These are the words that have given Jan Amos Comenius a reputation in the history of educational thought. Hailed as a modern thinker; Comenius is honored by many for his insights into the learning process and methods of teaching that are suitable to it. Yet his contributions can only be analyzed properly within the framework of the 17th century, which has been characterized as an “age of science.” Comenius was a man of two worlds. He was medieval in some ways, modern in others; his originality shines in several instances, yet he reflects prevailing opinions, ideals and common sense that can be found in numerous other writers. Comenius was foremost a schoolmaster; his practical efforts in school reform and curriculum development earned him his status and shaped his theorizing on education. The study of this man’s educational ideas is a worthy venture, because several centuries of intellectual ferment flow into his thought and pass on to several more centuries of educational innovation.

Comenius stood firmly within the tradition of Renaissance humanism and of the Protestant Reformation, although he, like many others, was disappointed in some of the fruits of these movements. The scientific and literary humanism of the Renaissance was a reaction against the dead orthodoxy of medieval scholasticism. It liberated man’s reasoning capacities from the straitjacket of Aristotelian physics and logic, which had been married to Christian doctrine and stifled all exploration of the natural world.

Thus, in education, the humanists gave birth to the classical liberal arts curriculum.

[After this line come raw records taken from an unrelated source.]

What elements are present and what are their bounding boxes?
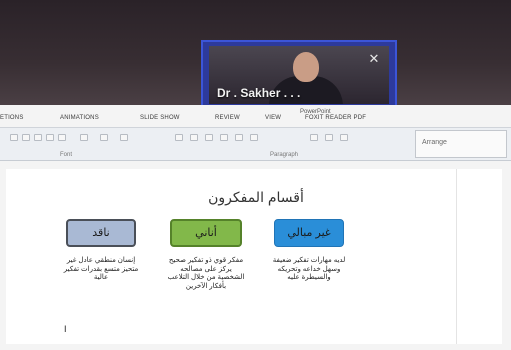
tab-view[interactable]: VIEW <box>265 115 281 121</box>
bold-icon[interactable] <box>22 134 30 141</box>
text-cursor: I <box>64 324 67 334</box>
critic-description: إنسان منطقي عادل غير متحيز متسع بقدرات ت… <box>63 257 139 282</box>
clear-format-icon[interactable] <box>120 134 128 141</box>
indent-icon[interactable] <box>205 134 213 141</box>
bullets-icon[interactable] <box>175 134 183 141</box>
font-size-icon[interactable] <box>100 134 108 141</box>
smartart-icon[interactable] <box>340 134 348 141</box>
uncaring-description: لديه مهارات تفكير ضعيفة وسهل خداعه وتحري… <box>272 257 346 282</box>
tab-slide-show[interactable]: SLIDE SHOW <box>140 115 180 121</box>
arrange-panel[interactable]: Arrange <box>415 130 507 158</box>
tab-foxit-reader-pdf[interactable]: FOXIT READER PDF <box>305 115 366 121</box>
font-group-label: Font <box>60 152 73 158</box>
arrange-label: Arrange <box>422 139 447 146</box>
slide-edge <box>456 169 457 344</box>
participant-name: Dr . Sakher . . . <box>217 86 301 100</box>
ribbon: Font Paragraph Arrange <box>0 127 511 161</box>
tab-transitions[interactable]: ETIONS <box>0 115 24 121</box>
participant-video: Dr . Sakher . . . ✕ <box>209 46 389 104</box>
underline-icon[interactable] <box>46 134 54 141</box>
ribbon-tabs: ETIONS ANIMATIONS SLIDE SHOW REVIEW VIEW… <box>0 111 511 127</box>
paragraph-group-label: Paragraph <box>270 152 299 158</box>
text-direction-icon[interactable] <box>310 134 318 141</box>
align-right-icon[interactable] <box>250 134 258 141</box>
video-call-tile[interactable]: Dr . Sakher . . . ✕ <box>201 40 397 110</box>
critic-box[interactable]: ناقد <box>66 219 136 247</box>
slide-title: أقسام المفكرون <box>208 189 304 205</box>
strikethrough-icon[interactable] <box>58 134 66 141</box>
numbering-icon[interactable] <box>190 134 198 141</box>
font-tool-icon[interactable] <box>10 134 18 141</box>
tab-animations[interactable]: ANIMATIONS <box>60 115 99 121</box>
font-color-icon[interactable] <box>80 134 88 141</box>
tab-review[interactable]: REVIEW <box>215 115 240 121</box>
participant-head <box>293 52 319 82</box>
align-text-icon[interactable] <box>325 134 333 141</box>
slide-canvas[interactable]: أقسام المفكرون ناقد أناني غير مبالي إنسا… <box>6 169 502 344</box>
selfish-box[interactable]: أناني <box>170 219 242 247</box>
expand-arrows-icon[interactable]: ✕ <box>367 52 381 66</box>
window-title: PowerPoint <box>300 109 331 115</box>
italic-icon[interactable] <box>34 134 42 141</box>
powerpoint-window: ETIONS ANIMATIONS SLIDE SHOW REVIEW VIEW… <box>0 105 511 350</box>
selfish-description: مفكر قوي ذو تفكير صحيح يركز على مصالحه ا… <box>167 257 245 290</box>
align-left-icon[interactable] <box>220 134 228 141</box>
uncaring-box[interactable]: غير مبالي <box>274 219 344 247</box>
align-center-icon[interactable] <box>235 134 243 141</box>
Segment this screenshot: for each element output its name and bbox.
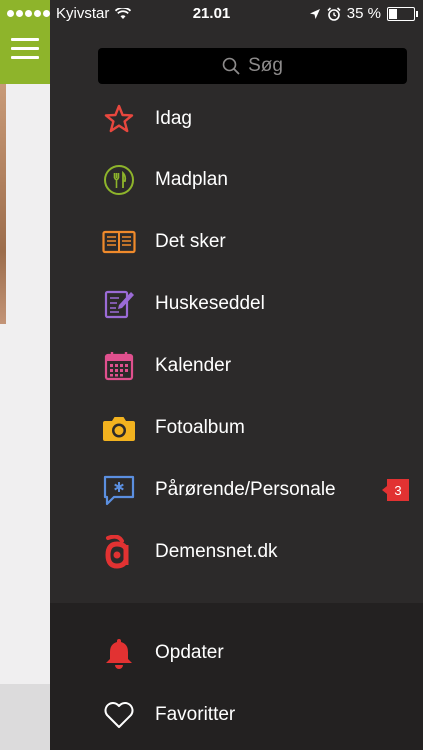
menu-item-label: Opdater [155,642,224,663]
hamburger-line [11,37,39,41]
menu-item-label: Det sker [155,231,226,252]
notification-badge: 3 [382,479,409,501]
menu-item-fotoalbum[interactable]: Fotoalbum [50,397,423,459]
menu-item-demensnet[interactable]: Demensnet.dk [50,521,423,583]
location-arrow-icon [309,8,320,19]
open-book-icon [101,224,137,260]
fork-knife-icon [101,162,137,198]
menu-item-parorende-personale[interactable]: Pårørende/Personale 3 [50,459,423,521]
content-pane [0,0,50,750]
notepad-pencil-icon [101,286,137,322]
menu-item-label: Pårørende/Personale [155,479,336,500]
menu-item-kalender[interactable]: Kalender [50,335,423,397]
content-footer [0,684,50,750]
calendar-icon [101,348,137,384]
menu-item-label: Favoritter [155,704,236,725]
chat-bubble-icon [101,472,137,508]
status-bar: Kyivstar 21.01 35 % [0,0,423,28]
heart-outline-icon [101,697,137,733]
star-icon [101,101,137,137]
menu-item-label: Fotoalbum [155,417,245,438]
battery-icon [387,6,418,21]
menu-item-label: Demensnet.dk [155,541,278,562]
bottom-menu: Opdater Favoritter [50,603,423,750]
menu-item-idag[interactable]: Idag [50,88,423,150]
search-placeholder: Søg [248,55,283,76]
menu-item-det-sker[interactable]: Det sker [50,211,423,273]
menu-item-huskeseddel[interactable]: Huskeseddel [50,273,423,335]
side-menu: Søg Idag Madplan Det sker Huskeseddel Ka… [50,0,423,750]
menu-item-label: Madplan [155,169,228,190]
battery-percent: 35 % [346,5,381,22]
hamburger-line [11,46,39,50]
bell-icon [101,635,137,671]
hamburger-line [11,55,39,59]
camera-icon [101,410,137,446]
menu-item-label: Idag [155,108,192,129]
demensnet-logo-icon [101,534,137,570]
background-photo [0,84,6,324]
menu-item-label: Kalender [155,355,232,376]
menu-item-favoritter[interactable]: Favoritter [50,684,423,746]
menu-item-label: Huskeseddel [155,293,265,314]
menu-item-opdater[interactable]: Opdater [50,622,423,684]
search-field[interactable]: Søg [98,48,407,84]
menu-item-madplan[interactable]: Madplan [50,149,423,211]
search-icon [222,57,240,75]
alarm-clock-icon [327,6,341,21]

Greek and Latin were the primary subjects, and they were read with a new enthusiasm, perceived as the highest expression of the human spirit. Other disciplines were also important, especially mathematics, art, and the study of the natural world, astronomy in particular. Physical training once again found its way into the curriculum of many schools. Such an education would produce a cultured gentleman, a well-rounded person in whom knowledge and virtue would mix perfectly.

But by the 17th century, Renaissance humanism had begun to go the way of medieval scholasticism before it, degenerating into a rigid orthodoxy. Too absorbed with assimilating the learning of the ancients, the humanists could not focus on the proper questions for extending knowledge. The past had become excess baggage that slowed down any intellectual progress. The Protestant Reformation had also lost its driving force of evangelical zeal and dissolved into warring political factions grasping for territory to control and crushing all those within who would not conform.

This demise was reflected in the schools. A few classical authors dominated the curriculum and religious teaching had devolved into sterile catechisms. Luther’s initial interest in universal education had withered and any quality education that did exist was reserved for monarchy and aristocrats. The general populace remained largely illiterate.

An important figure in the transition from Renaissance thought to a more scientific perspective, and who probably influenced Comenius more than anyone else, was Francis Bacon (1561–1626). In many ways, Comenius was a popularizer of Baconian thought in continental Europe. Bacon, like Comenius, was a humanist but one who grapsed the need for a fresh look at the universe without the presuppositions of classical thought. This fresh look was obtained by an inductive method of scientific investigation. Observation of the environment would yield reliable ideas about the universe. By studying nature firsthand, man could find that unity of all knowledge and gain a mastery over nature.